What is Child Find? Child Find is the continuous process of public awareness activities, screening activities, and evaluations of children, with the purpose of locating, identifying, and evaluating children with disabilities as early as possible. According to IDEA 2004 federal special education law, Child Find means we have the responsibility to "find" children with disabilities, including those who are homeless or wards of the State, and regardless of the severity of the disabilities. Public school districts are legally mandated to "find" children with disabilities from ages 3 to 21, and arrange to have services provided as needed. Although this mandate is for school districts, we as preschool providers need to assist school districts in this mandate by passing on any information about suspected disabilities to them in the form of special education referrals. We do not want to hinder a child from receiving help, because research has shown that the earlier the services are given to address the child's needs, the more effective the services will be.

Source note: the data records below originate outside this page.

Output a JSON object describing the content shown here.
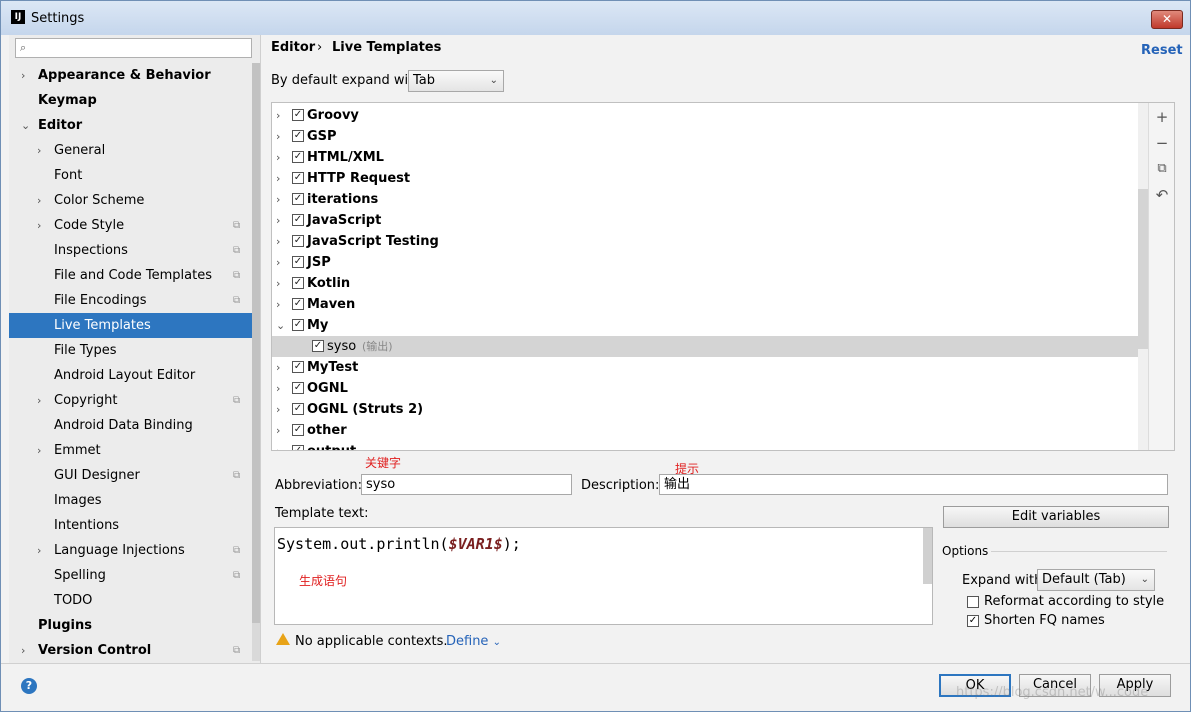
{
  "window": {
    "title": "Settings",
    "app_icon": "IJ",
    "close": "✕"
  },
  "search": {
    "placeholder": ""
  },
  "sidebar": {
    "items": [
      {
        "label": "Appearance & Behavior",
        "level": 0,
        "bold": true,
        "arrow": "›",
        "copy": false
      },
      {
        "label": "Keymap",
        "level": 0,
        "bold": true,
        "arrow": "",
        "copy": false
      },
      {
        "label": "Editor",
        "level": 0,
        "bold": true,
        "arrow": "⌄",
        "copy": false
      },
      {
        "label": "General",
        "level": 1,
        "arrow": "›",
        "copy": false
      },
      {
        "label": "Font",
        "level": 1,
        "arrow": "",
        "copy": false
      },
      {
        "label": "Color Scheme",
        "level": 1,
        "arrow": "›",
        "copy": false
      },
      {
        "label": "Code Style",
        "level": 1,
        "arrow": "›",
        "copy": true
      },
      {
        "label": "Inspections",
        "level": 1,
        "arrow": "",
        "copy": true
      },
      {
        "label": "File and Code Templates",
        "level": 1,
        "arrow": "",
        "copy": true
      },
      {
        "label": "File Encodings",
        "level": 1,
        "arrow": "",
        "copy": true
      },
      {
        "label": "Live Templates",
        "level": 1,
        "arrow": "",
        "copy": false,
        "selected": true
      },
      {
        "label": "File Types",
        "level": 1,
        "arrow": "",
        "copy": false
      },
      {
        "label": "Android Layout Editor",
        "level": 1,
        "arrow": "",
        "copy": false
      },
      {
        "label": "Copyright",
        "level": 1,
        "arrow": "›",
        "copy": true
      },
      {
        "label": "Android Data Binding",
        "level": 1,
        "arrow": "",
        "copy": false
      },
      {
        "label": "Emmet",
        "level": 1,
        "arrow": "›",
        "copy": false
      },
      {
        "label": "GUI Designer",
        "level": 1,
        "arrow": "",
        "copy": true
      },
      {
        "label": "Images",
        "level": 1,
        "arrow": "",
        "copy": false
      },
      {
        "label": "Intentions",
        "level": 1,
        "arrow": "",
        "copy": false
      },
      {
        "label": "Language Injections",
        "level": 1,
        "arrow": "›",
        "copy": true
      },
      {
        "label": "Spelling",
        "level": 1,
        "arrow": "",
        "copy": true
      },
      {
        "label": "TODO",
        "level": 1,
        "arrow": "",
        "copy": false
      },
      {
        "label": "Plugins",
        "level": 0,
        "bold": true,
        "arrow": "",
        "copy": false
      },
      {
        "label": "Version Control",
        "level": 0,
        "bold": true,
        "arrow": "›",
        "copy": true
      }
    ]
  },
  "breadcrumb": {
    "parent": "Editor",
    "sep": "›",
    "current": "Live Templates"
  },
  "reset_label": "Reset",
  "expand": {
    "label": "By default expand with",
    "value": "Tab"
  },
  "template_groups": [
    {
      "label": "Groovy",
      "arrow": "›",
      "checked": true
    },
    {
      "label": "GSP",
      "arrow": "›",
      "checked": true
    },
    {
      "label": "HTML/XML",
      "arrow": "›",
      "checked": true
    },
    {
      "label": "HTTP Request",
      "arrow": "›",
      "checked": true
    },
    {
      "label": "iterations",
      "arrow": "›",
      "checked": true
    },
    {
      "label": "JavaScript",
      "arrow": "›",
      "checked": true
    },
    {
      "label": "JavaScript Testing",
      "arrow": "›",
      "checked": true
    },
    {
      "label": "JSP",
      "arrow": "›",
      "checked": true
    },
    {
      "label": "Kotlin",
      "arrow": "›",
      "checked": true
    },
    {
      "label": "Maven",
      "arrow": "›",
      "checked": true
    },
    {
      "label": "My",
      "arrow": "⌄",
      "checked": true
    },
    {
      "label": "syso",
      "sub": "(输出)",
      "child": true,
      "checked": true
    },
    {
      "label": "MyTest",
      "arrow": "›",
      "checked": true
    },
    {
      "label": "OGNL",
      "arrow": "›",
      "checked": true
    },
    {
      "label": "OGNL (Struts 2)",
      "arrow": "›",
      "checked": true
    },
    {
      "label": "other",
      "arrow": "›",
      "checked": true
    },
    {
      "label": "output",
      "arrow": "›",
      "checked": true
    }
  ],
  "list_tools": {
    "add": "+",
    "remove": "−",
    "copy": "⧉",
    "revert": "↶"
  },
  "annotations": {
    "keyword": "关键字",
    "hint": "提示",
    "generate": "生成语句"
  },
  "abbreviation": {
    "label": "Abbreviation:",
    "value": "syso"
  },
  "description": {
    "label": "Description:",
    "value": "输出"
  },
  "template_text": {
    "label": "Template text:",
    "code_prefix": "System.out.println(",
    "code_var": "$VAR1$",
    "code_suffix": ");"
  },
  "edit_variables_label": "Edit variables",
  "options": {
    "title": "Options",
    "expand_label": "Expand with",
    "expand_value": "Default (Tab)",
    "reformat_label": "Reformat according to style",
    "reformat_checked": false,
    "shorten_label": "Shorten FQ names",
    "shorten_checked": true
  },
  "contexts": {
    "warning": "No applicable contexts.",
    "define": "Define",
    "define_chev": "⌄"
  },
  "buttons": {
    "ok": "OK",
    "cancel": "Cancel",
    "apply": "Apply"
  },
  "help_label": "?",
  "watermark": "https://blog.csdn.net/w...code"
}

It is well established that the rate of human learning and development is most rapid in the preschool years. Preschool special education services have been correlated with higher school achievement, lower rates of school dropout, lower rates of juvenile arrest for violent and non-violent charges, a lower incidence of teenage pregnancy, and a higher rate of declassification from special education services. When special education services are provided as soon as possible, the child will often need fewer services later on. These effects have been shown to be significant for children from low-income families.
Quality preschool special education services also improve the functioning of the family. The family of a young exceptional child often feels additional stress when a child's skills are delayed. Parents may experience feelings of disappointment, social isolation, frustration, or helplessness. When there is a child with a disability in the family, there may be more disagreements in the marriage and more incidence of depression. Early special education services can produce improved family attitudes about themselves and their child, and provide helpful information and parenting skills for working with their child at home.
Preschool children with disabilities may receive a variety of programming. They could attend a segregated special education class; an integrated classroom (Family Enrichment Network presently has eight integrated classrooms); or have SEIT (Special Education Itinerant Teacher) services, which is where the special education teacher goes to the child's home, day care setting, or preschool classroom. Preschool children with disabilities could also have one or a combination of related services. Related services may include speech/language therapy, occupational therapy, physical therapy, counseling, parent training, or other appropriate support services.
When a child with suspected disabilities is "found," after discussing your concerns with the child's parents, the next step is a referral to special education to the school district. The school district's special education office will then contact the parents for consent for the required evaluations, since before a child can be identified with disabilities, evaluations need to be completed. A psychological is required, but there may also be speech/language, occupational therapy, physical therapy, or other evaluations, when appropriate. There are strict state guidelines for eligibility for special education services, and the evaluation scores must meet these eligibility requirements. The areas that may be considered are cognitive abilities, speech and language skills, fine motor skills, gross motor skills, adaptive skills (such as feeding, dressing, and toileting), and behavior skills. Children with outside evaluations for a diagnosed disability, such as autism spectrum disorder, may also be eligible for preschool special education services.
If you are a parent, and you are concerned about your preschool child's development, we encourage you to talk with your child's preschool teacher about your child's needs. Your child's teacher may have similar concerns, and may suggest strategies to help your child. Your child's teacher may want to put in a referral for your child for evaluations and special education services. Parents, of course, may refer their child directly at any time. Once their child has been evaluated and recommendations have been made, parents have the option of accepting or refusing the services.
If your child is 3 to 5 years old, you may contact the Committee on Preschool Special Education at the public school where your child would be going to school, and discuss your concerns for your child and request the evaluations. If your child is younger than 3 years old, you may contact the Broome County Health Department, Children with Special Needs, Early Intervention Program, 225 Front Street, Binghamton, New York, at 778-2823.
As preschool providers, we need to ensure that all children who are in need of services are located, referred, and identified, so that these children will receive appropriate educational programming to support their learning and development as early as possible.